Gemma 3 is the latest iteration of the Gemma open-model family, building upon previous releases with significant enhancements driven by community feedback. This version introduces multimodality, extended context windows, enhanced multilingual support, and improved capabilities in reasoning, mathematics, and chat.

Gemma 3 supports vision-language input and text outputs, handling context windows up to 128,000 tokens. It understands over 140 languages, leveraging a new tokenizer for improved multilingual performance. The model is available in four sizes: 1B, 4B, 12B, and 27B parameters, offered as both pre-trained checkpoints (suitable for fine-tuning) and general-purpose instruction-tuned versions.

The core methodology for building Gemma 3 involved an optimized pre-training and post-training process, combining distillation, reinforcement learning, and model merging. During pre-training, Gemma 3 models were trained on Google TPUs using the JAX Framework, with data scales of 2 trillion tokens for the 1B model, 4 trillion for 4B, 12 trillion for 12B, and 14 trillion for the 27B model.

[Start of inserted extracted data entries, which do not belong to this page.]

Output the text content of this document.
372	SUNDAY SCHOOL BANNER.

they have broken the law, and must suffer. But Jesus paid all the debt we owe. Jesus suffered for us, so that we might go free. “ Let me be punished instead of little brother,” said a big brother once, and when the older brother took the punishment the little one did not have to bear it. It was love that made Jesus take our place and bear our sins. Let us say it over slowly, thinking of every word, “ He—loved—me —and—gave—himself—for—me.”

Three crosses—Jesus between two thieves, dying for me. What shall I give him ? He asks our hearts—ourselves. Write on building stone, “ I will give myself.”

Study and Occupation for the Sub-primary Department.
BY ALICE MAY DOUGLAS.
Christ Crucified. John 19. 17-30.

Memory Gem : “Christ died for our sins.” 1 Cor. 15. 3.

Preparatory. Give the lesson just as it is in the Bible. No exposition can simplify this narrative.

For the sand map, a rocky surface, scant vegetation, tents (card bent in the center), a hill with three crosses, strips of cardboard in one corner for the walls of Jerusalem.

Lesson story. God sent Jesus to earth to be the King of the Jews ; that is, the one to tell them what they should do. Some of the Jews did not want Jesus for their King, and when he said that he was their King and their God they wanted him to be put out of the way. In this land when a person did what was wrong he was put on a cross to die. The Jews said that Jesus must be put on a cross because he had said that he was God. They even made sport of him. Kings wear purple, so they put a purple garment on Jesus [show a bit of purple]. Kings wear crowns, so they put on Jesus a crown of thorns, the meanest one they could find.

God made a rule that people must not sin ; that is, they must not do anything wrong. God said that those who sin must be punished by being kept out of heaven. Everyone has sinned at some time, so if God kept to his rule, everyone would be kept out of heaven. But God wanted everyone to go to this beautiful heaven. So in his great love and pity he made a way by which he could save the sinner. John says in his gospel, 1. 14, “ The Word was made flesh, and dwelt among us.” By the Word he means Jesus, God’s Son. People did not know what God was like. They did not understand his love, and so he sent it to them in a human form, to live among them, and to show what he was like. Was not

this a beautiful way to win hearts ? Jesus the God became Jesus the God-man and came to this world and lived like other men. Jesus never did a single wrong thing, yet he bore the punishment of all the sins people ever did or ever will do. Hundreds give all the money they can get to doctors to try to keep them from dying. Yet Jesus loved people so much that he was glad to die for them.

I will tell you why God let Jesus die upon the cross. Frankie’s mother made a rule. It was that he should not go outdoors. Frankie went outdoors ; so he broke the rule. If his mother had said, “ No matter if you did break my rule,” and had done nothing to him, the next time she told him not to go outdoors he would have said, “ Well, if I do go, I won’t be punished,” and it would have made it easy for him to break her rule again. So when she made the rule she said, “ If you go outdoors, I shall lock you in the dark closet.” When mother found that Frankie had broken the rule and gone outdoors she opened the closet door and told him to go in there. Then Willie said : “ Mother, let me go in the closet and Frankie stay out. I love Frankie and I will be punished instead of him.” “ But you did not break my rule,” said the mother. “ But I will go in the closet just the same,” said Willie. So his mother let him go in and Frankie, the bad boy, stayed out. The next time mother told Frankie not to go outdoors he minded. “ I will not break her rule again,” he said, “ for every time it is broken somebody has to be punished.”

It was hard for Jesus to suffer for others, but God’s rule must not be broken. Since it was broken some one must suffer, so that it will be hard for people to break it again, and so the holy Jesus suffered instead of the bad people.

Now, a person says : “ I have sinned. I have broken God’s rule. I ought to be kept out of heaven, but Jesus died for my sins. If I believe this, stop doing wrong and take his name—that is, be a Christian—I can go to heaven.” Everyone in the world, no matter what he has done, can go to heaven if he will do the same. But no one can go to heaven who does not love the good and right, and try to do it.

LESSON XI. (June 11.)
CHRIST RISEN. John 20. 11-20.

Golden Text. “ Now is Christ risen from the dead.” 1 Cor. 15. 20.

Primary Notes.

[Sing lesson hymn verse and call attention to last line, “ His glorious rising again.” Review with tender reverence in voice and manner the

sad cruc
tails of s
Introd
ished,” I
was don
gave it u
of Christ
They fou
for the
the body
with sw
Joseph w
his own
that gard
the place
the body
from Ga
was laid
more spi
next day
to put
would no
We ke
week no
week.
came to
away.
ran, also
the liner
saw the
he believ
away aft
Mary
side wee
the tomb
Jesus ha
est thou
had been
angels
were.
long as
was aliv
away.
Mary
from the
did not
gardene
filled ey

For post-training, Gemma 3 utilized four distinct components to enhance performance and alignment:

  1. Distillation: Knowledge transfer from a larger instruct model into the Gemma 3 pre-trained checkpoints, effectively leveraging a more capable "teacher" model.
  2. Reinforcement Learning from Human Feedback (RLHF): This technique aligns the model's predictions with human preferences, optimizing for desired behavioral characteristics.
  3. Reinforcement Learning from Machine Feedback (RLMF): Specifically designed to enhance mathematical reasoning, this involves using machine-generated feedback signals to guide the learning process for mathematical tasks.
  4. Reinforcement Learning from Execution Feedback (RLEF): Employed to improve coding capabilities, this method leverages the outcome of code execution (e.g., correctness or errors) as a feedback signal for reinforcement learning.

These advancements significantly improved the model's math, coding, and instruction-following abilities, positioning it as a top-performing open compact model in LMArena with a score of 1338.

For multimodality, Gemma 3 integrates a vision encoder based on SigLIP, which was kept frozen during training across the 4B, 12B, and 27B model sizes. This enables Gemma 3 to process images and videos, analyze visual content, answer image-based questions, compare images, identify objects, and understand text within images. While originally optimized for 896x896 pixel images, an adaptive window algorithm allows it to work with high-resolution and non-square images.

Instruction-tuned versions of Gemma 3 maintain the same dialog format as Gemma 2 for text-only inputs, ensuring tool compatibility. For interleaved image and text inputs, a new format is supported. ShieldGemma 2, a 4B image safety classifier, is built on Gemma 3 and outputs labels across safety categories for both synthetic and natural images.

Gemma 3 models are accessible via Google AI Studio, downloadable weights on Hugging Face and Kaggle, and can be integrated using various development tools and frameworks including Hugging Face Transformers, Ollama, Gemma JAX library, MaxText, LiteRT, Gemma.cpp, llama.cpp, and Unsloth. Deployment options include Google GenAI API, Vertex AI, Cloud Run, Cloud TPU, and Cloud GPU.